On April 12, policymakers at Brazil’s central bank unanimously agreed to drop the benchmark rate by a full percentage point, bringing it down from 12.25 percent to 11.25 percent. The move follows rate cuts at four consecutive meetings and marks the greatest reduction in rates since the midst of the financial crisis in 2009.
Notably, despite the recent push to wind down rates, Brazil’s real interest rates remain among the highest in the world. This could, however, be set to change. According to a statement, the central bank expects to continue on its current trajectory, with its baseline scenario foreseeing a policy rate of 8.5 percent by the end of 2017.
Despite the recent push to wind down rates, Brazil’s real interest rates remain among the highest in the world
The decision comes amid an improving outlook for inflation, which has dropped by around half over the past six months. “Inflation developments remain favourable”, said the bank’s statement, which predicted that inflation would reach around 4.1 percent this year and 4.5 percent next year.
The loose monetary policy could provide some respite for Brazil’s economy, which is still struggling from its worst recession in a century. The country’s economy shrank by 3.8 percent in 2015 and a further 3.6 percent last year, triggered by a fall in commodity prices and runaway fiscal spending. But according to the central bank, a recovery is on the cards: “Available evidence suggests a gradual recovery of economic activity during the course of 2017.”

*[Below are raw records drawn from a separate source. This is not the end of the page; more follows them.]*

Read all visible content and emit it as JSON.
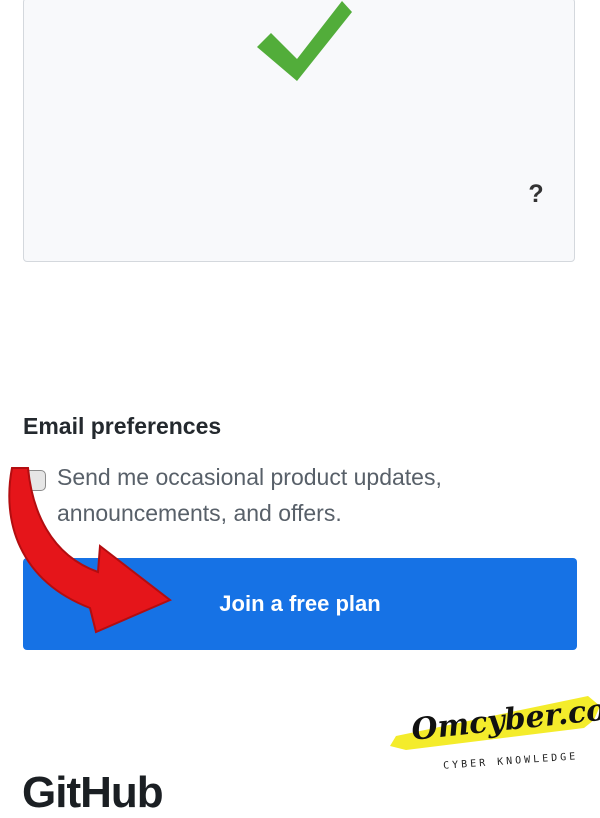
{
  "captcha": {
    "check_icon": "checkmark-icon",
    "help_label": "?",
    "colors": {
      "check": "#52ad3a"
    }
  },
  "email_preferences": {
    "title": "Email preferences",
    "checkbox_label": "Send me occasional product updates, announcements, and offers.",
    "checked": false
  },
  "cta": {
    "label": "Join a free plan",
    "color": "#1672e5"
  },
  "overlay": {
    "arrow_icon": "red-arrow-icon",
    "arrow_color": "#e5151a",
    "watermark_text": "Omcyber.com",
    "watermark_tagline": "CYBER KNOWLEDGE",
    "highlight_color": "#f4ec2b"
  },
  "footer": {
    "logo_text": "GitHub"
  }
}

Another cause for optimism is the extensive reform package currently being pushed by Brazil’s president, Michel Temer, which looks to rein in fiscal spending. The reform, however, may struggle as a result of corruption allegations targeted at members of Temer’s ruling coalition.
The bank said this presents a risk to the baseline scenario: “The approval and implementation of reforms – notably those of fiscal nature – and of adjustments in the Brazilian economy are important for the sustainability of disinflation and for the reduction of its structural interest rate.”